You may need to write in a variety of styles for lab reports, research papers, or literary analysis papers.
Papers are not based on your opinion; they are based on your analysis of the evidence, and you are expected to find, organize and present that evidence clearly.
Essays in first-year courses are generally three to eight pages, and most will require that all evidence is provided by scholarly sources rather than from general information found on websites like Wikipedia.
You must cite all information from other sources in your work. Not citing a source could land you a charge of plagiarism, which has significant academic consequences.
How to deal
- Writing expectations differ from course to course. Pay close attention to each professor’s instructions. If there is a writing skills manual on the course’s textbook list, buy it and use it.
- Visit the Learn at the Libraries website to learn more about writing and doing research.
- Contact a writing tutor for help. Appointments are free and tutors are located in these libraries: Elizabeth Dafoe, Science and Technology, and Management.
- Contact a subject librarian for help with finding appropriate sources for your paper. Subject librarians can answer your questions through email, or meet with you online or in-person.
- Attend an Academic Writing Workshop.
- Check the Academic Learning Centre for workshops on how to integrate research into your writing and properly cite your scholarly sources.
Friends and community
Your community is often created for you. You may attend classes with your friends over several years, and you may know your teachers well. Your parents may socialize with your classmates’ parents. Student groups are well-advertised and may involve your existing friends.
You may need to create your own community on campus. For some students this idea is liberating; they can “re-boot” and make a whole new group of friends. For others, making friends can be challenging.
How to deal
- The UM Student Union hosts a large number of student groups. Check out the list of organizations and join one or more!

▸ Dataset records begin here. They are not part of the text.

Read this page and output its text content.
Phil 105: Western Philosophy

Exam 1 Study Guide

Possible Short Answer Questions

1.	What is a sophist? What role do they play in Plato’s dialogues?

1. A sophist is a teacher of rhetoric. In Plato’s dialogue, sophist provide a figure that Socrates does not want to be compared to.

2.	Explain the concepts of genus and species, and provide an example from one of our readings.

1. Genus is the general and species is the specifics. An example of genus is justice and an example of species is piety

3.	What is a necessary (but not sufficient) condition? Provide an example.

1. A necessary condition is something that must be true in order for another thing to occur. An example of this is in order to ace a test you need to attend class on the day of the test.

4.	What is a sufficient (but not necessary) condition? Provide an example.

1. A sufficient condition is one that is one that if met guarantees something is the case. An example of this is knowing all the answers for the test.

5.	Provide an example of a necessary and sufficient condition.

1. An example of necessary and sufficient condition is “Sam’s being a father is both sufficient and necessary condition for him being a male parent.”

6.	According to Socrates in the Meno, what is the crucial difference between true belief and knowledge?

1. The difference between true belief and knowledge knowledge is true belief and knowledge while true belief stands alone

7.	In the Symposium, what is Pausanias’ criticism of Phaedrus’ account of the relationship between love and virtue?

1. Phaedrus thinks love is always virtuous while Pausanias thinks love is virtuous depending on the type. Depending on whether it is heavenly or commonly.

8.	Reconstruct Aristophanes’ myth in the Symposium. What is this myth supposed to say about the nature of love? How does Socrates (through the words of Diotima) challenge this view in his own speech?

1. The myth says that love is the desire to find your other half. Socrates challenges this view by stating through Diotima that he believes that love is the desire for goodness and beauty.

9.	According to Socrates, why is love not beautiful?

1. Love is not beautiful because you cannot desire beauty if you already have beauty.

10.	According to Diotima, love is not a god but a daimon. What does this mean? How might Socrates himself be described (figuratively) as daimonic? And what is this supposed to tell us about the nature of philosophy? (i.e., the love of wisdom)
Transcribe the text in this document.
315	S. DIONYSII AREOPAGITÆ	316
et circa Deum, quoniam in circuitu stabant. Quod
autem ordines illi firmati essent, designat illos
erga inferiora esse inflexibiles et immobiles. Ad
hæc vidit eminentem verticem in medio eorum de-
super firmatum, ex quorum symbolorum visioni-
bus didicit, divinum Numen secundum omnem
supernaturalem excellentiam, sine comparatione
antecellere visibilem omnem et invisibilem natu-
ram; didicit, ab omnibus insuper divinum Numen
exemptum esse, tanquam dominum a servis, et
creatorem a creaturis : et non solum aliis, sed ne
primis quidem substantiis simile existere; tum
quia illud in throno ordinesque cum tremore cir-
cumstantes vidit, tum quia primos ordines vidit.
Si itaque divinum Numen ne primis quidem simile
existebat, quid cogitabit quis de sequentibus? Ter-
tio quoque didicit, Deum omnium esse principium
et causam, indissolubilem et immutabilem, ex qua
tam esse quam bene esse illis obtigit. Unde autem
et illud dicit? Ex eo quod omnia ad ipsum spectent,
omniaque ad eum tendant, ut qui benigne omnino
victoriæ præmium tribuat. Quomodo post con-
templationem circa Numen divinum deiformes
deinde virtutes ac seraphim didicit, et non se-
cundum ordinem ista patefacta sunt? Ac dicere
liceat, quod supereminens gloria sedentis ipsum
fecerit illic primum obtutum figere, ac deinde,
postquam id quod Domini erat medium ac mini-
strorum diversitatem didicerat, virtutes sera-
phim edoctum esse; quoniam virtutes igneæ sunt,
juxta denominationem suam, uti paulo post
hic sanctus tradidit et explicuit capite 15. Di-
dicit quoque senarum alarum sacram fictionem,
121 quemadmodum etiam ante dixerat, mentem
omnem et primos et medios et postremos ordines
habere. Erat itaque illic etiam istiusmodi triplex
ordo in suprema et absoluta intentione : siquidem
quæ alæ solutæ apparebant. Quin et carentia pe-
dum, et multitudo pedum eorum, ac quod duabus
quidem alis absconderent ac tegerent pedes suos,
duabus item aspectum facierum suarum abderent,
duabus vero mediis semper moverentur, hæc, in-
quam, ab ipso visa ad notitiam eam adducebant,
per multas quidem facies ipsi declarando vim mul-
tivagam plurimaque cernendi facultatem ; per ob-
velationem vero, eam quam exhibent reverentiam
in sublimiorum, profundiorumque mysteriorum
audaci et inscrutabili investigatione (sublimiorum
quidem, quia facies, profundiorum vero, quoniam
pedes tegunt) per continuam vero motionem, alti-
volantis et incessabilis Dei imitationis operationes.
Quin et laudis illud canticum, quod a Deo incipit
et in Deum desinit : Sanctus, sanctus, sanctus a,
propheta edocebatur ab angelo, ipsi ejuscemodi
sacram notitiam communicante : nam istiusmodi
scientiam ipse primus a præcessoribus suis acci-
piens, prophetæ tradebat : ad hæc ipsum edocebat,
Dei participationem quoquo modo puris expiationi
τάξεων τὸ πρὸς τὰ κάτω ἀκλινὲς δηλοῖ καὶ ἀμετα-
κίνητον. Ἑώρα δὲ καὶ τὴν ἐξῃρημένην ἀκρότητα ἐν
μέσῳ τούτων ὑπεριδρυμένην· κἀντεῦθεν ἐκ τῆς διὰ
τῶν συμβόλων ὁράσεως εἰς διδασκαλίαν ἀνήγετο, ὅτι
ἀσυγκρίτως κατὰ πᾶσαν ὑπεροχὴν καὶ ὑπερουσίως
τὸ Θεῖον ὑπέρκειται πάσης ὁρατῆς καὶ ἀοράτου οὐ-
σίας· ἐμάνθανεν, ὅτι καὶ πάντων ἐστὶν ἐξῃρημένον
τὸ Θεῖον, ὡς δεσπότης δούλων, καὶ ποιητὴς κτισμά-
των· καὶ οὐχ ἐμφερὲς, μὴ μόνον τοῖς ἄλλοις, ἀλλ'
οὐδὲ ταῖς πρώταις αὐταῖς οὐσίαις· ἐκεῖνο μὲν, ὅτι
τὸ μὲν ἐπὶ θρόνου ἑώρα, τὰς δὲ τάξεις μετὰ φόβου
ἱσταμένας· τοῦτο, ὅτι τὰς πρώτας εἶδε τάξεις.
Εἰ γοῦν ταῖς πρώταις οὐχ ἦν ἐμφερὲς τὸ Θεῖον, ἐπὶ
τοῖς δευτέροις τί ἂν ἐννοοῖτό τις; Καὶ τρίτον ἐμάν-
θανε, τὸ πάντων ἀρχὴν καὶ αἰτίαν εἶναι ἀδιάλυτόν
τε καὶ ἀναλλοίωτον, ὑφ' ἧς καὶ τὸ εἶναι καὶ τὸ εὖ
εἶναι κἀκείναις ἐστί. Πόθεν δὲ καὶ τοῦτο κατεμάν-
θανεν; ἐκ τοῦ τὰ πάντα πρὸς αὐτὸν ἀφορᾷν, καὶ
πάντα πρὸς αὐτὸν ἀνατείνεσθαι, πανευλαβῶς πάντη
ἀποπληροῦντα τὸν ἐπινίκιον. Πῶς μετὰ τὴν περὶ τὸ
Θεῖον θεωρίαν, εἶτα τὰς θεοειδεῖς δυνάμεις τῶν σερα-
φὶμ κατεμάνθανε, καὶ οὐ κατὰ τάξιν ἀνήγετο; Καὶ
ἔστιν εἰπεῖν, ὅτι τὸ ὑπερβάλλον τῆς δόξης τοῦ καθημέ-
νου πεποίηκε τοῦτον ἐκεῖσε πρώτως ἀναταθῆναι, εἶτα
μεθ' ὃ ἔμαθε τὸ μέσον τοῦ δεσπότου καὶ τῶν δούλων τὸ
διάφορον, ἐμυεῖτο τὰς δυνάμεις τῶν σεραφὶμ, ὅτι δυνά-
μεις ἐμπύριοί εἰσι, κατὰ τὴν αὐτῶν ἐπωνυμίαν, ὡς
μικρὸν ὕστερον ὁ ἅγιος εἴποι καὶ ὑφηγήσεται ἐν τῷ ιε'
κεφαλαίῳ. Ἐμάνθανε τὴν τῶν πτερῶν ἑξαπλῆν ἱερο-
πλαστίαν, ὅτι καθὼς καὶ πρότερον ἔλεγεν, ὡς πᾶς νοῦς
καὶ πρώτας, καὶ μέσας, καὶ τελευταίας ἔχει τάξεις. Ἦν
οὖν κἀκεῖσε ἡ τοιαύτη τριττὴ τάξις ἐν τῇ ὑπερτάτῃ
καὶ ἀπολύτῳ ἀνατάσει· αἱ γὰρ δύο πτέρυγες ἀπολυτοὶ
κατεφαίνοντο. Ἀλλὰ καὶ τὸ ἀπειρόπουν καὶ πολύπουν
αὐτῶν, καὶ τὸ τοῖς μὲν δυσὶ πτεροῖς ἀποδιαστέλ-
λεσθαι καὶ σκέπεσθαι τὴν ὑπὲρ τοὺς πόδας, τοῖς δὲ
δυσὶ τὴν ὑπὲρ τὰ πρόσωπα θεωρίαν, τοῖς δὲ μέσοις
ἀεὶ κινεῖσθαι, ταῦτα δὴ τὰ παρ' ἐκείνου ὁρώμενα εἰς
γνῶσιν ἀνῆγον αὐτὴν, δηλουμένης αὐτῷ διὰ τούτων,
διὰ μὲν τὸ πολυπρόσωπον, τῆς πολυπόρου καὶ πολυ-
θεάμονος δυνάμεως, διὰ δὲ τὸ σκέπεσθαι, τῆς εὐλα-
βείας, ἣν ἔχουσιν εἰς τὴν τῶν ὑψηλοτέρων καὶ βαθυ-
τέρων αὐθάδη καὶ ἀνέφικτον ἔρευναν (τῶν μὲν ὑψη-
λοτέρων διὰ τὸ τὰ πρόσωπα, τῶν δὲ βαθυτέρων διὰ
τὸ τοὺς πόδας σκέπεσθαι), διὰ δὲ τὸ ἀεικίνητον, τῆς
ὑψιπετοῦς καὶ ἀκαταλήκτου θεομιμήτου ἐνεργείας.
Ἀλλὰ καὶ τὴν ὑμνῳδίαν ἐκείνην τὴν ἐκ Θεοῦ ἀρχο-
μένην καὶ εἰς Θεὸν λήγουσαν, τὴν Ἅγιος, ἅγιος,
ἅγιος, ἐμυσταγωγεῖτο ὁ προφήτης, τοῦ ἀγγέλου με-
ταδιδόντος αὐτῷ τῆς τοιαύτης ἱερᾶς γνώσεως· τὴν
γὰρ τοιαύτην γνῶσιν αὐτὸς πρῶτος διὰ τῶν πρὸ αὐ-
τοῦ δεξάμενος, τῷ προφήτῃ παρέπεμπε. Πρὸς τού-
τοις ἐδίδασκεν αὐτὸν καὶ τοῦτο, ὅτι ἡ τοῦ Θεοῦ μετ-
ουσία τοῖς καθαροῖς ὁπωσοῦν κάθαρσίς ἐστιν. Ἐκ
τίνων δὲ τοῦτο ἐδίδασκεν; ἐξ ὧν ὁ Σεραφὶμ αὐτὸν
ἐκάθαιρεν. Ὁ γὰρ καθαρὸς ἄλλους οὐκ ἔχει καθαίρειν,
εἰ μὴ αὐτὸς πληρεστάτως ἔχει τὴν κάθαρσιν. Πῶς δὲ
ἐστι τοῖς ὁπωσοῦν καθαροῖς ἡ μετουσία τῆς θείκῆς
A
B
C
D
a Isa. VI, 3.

- Make contact with the students sitting near you in class. Even if you aren't feeling alone, others will be, and they'll appreciate the new contact.
- Participate in university events
- Volunteer on campus
- Look for jobs on campus
- Drop by the Student Life office to discover the activities they have planned.
Rules and regulations
School rules and policies are to be followed, but if you fall outside of them, you can often address the issue fairly easily.
It is your responsibility to know and follow university rules and regulations. Ignoring them can result in serious consequences.
If you miss the final date for dropping a course, for example, you must continue in that class. Missing an exam will also have academic consequences. And missing out on a course in the term it is offered could delay the completion of your degree.
How to deal
- Pay attention to Important dates and deadlines and course requirements, and get help if you don't understand something.
- Understand and practice the university’s principles of academic integrity as part of your university studies.
- Meet with an academic advisor for guidance on academic choices and degree plans. Advisors can also refer you to other resources and supports on campus.
- Review the UM Academic Calendar. It lists the policies, academic regulations and degree requirements of the university.
- Come to Orientation in September or January. This full day of activities is a great introduction to many university systems and resources, and it will connect you with friendly faces and departments on campus.